What We’re Reading This Week

20th century

20th Century Ghosts by Joe Hill

20th Century Ghosts called out to me when brainstorming ideas for the book I’d select as my Summer Reads pick. It came to me suddenly, I thought, “What captures the feeling of summer better than ghost stories told ’round the campfire?” Joe Hill’s tales, however, aren’t just a pack of chills and thrills; they are tender, absurd, and bold ventures into the abyss. Whenever I read Joe Hill, I feel that I’m taking a glimpse into the future of the horror genre, and the case seems solid that he is the rightful heir to the throne of all things spooky!

—Uriel

 

saint anything

Saint Anything by Sarah Dessen

I’ve been loving Sarah Dessen’s books since I was 13 and I reread them every few years or so, when I’m in need of comfort. I recently revisited Saint Anything and it cast that Dessen spell on me. She writes PERFECT summer reads, filled with characters that are so crazy realistic, relatable, and charming—you feel like you KNOW them, deep in your gut. This is such a compelling, enjoyable read, and I believe anyone would benefit from reading it. In Saint Anything, we meet Sydney Stanford, a girl who’s always felt invisible, living in the shadow of her big brother, until she meets two people who change her life, finally making her feel SEEN. I dare you to read a Sarah Dessen book and not want to immediately read every single thing she’s ever written.
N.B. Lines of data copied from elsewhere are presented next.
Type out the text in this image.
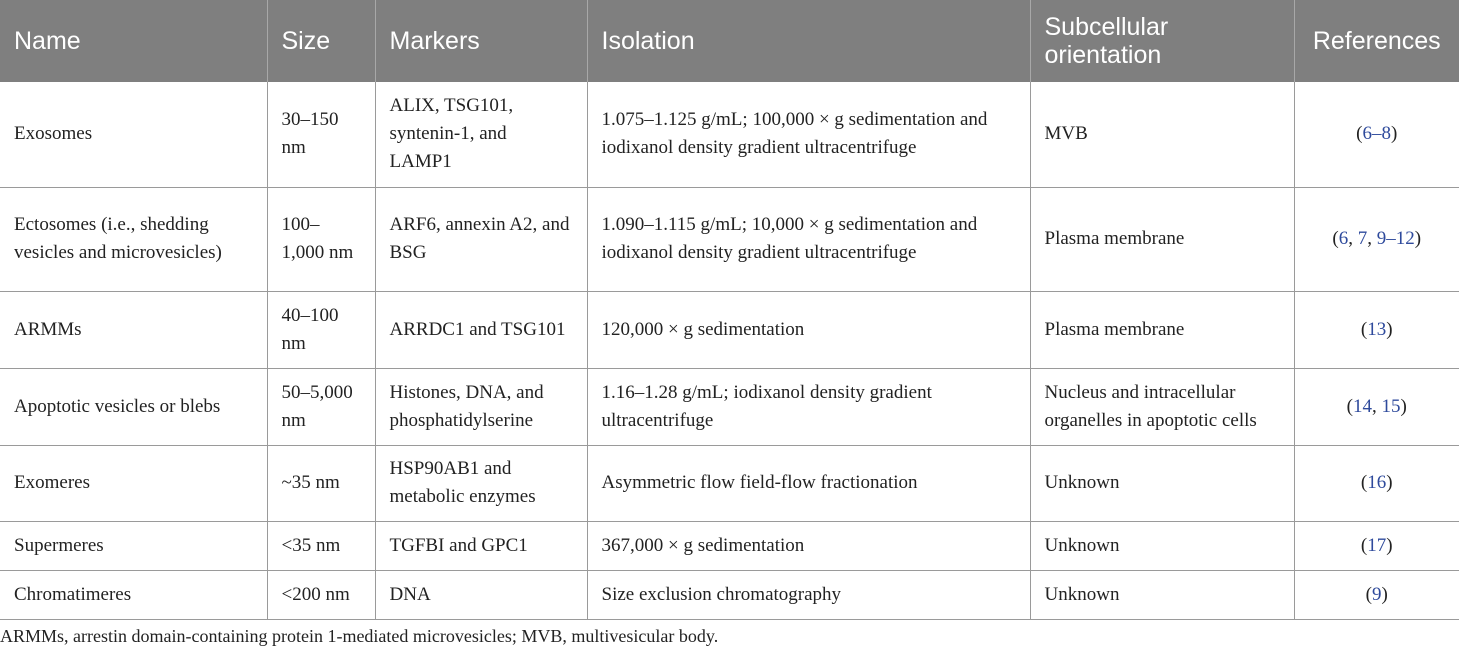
Name	Size	Markers	Isolation	Subcellular orientation	References
Exosomes	30–150 nm	ALIX, TSG101, syntenin-1, and LAMP1	1.075–1.125 g/mL; 100,000 × g sedimentation and iodixanol density gradient ultracentrifuge	MVB	(6–8)
Ectosomes (i.e., shedding vesicles and microvesicles)	100–1,000 nm	ARF6, annexin A2, and BSG	1.090–1.115 g/mL; 10,000 × g sedimentation and iodixanol density gradient ultracentrifuge	Plasma membrane	(6, 7, 9–12)
ARMMs	40–100 nm	ARRDC1 and TSG101	120,000 × g sedimentation	Plasma membrane	(13)
Apoptotic vesicles or blebs	50–5,000 nm	Histones, DNA, and phosphatidylserine	1.16–1.28 g/mL; iodixanol density gradient ultracentrifuge	Nucleus and intracellular organelles in apoptotic cells	(14, 15)
Exomeres	~35 nm	HSP90AB1 and metabolic enzymes	Asymmetric flow field-flow fractionation	Unknown	(16)
Supermeres	<35 nm	TGFBI and GPC1	367,000 × g sedimentation	Unknown	(17)
Chromatimeres	<200 nm	DNA	Size exclusion chromatography	Unknown	(9)
ARMMs, arrestin domain-containing protein 1-mediated microvesicles; MVB, multivesicular body.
Take this on your summer vacation, read it on the bus or at work, while dipping your feet into Barton Springs—you are gonna love it.

—Eugenia

rosalie

Rosalie Lightning by Tom Hart

Tom Hart and Leela Corman lost their daughter, Rosalie Lightning, very suddenly before the age of 2. This graphic novel is a memoir of their grief, the earth-shattering loss they endured, and their seemingly impossible journey to find solace or recovery. Read this book. You will cry so hard you might need to take a breather, but you will also feel intense hope, strength, and awe. The art is beautiful, the story is moving, and you won’t be able to forget it.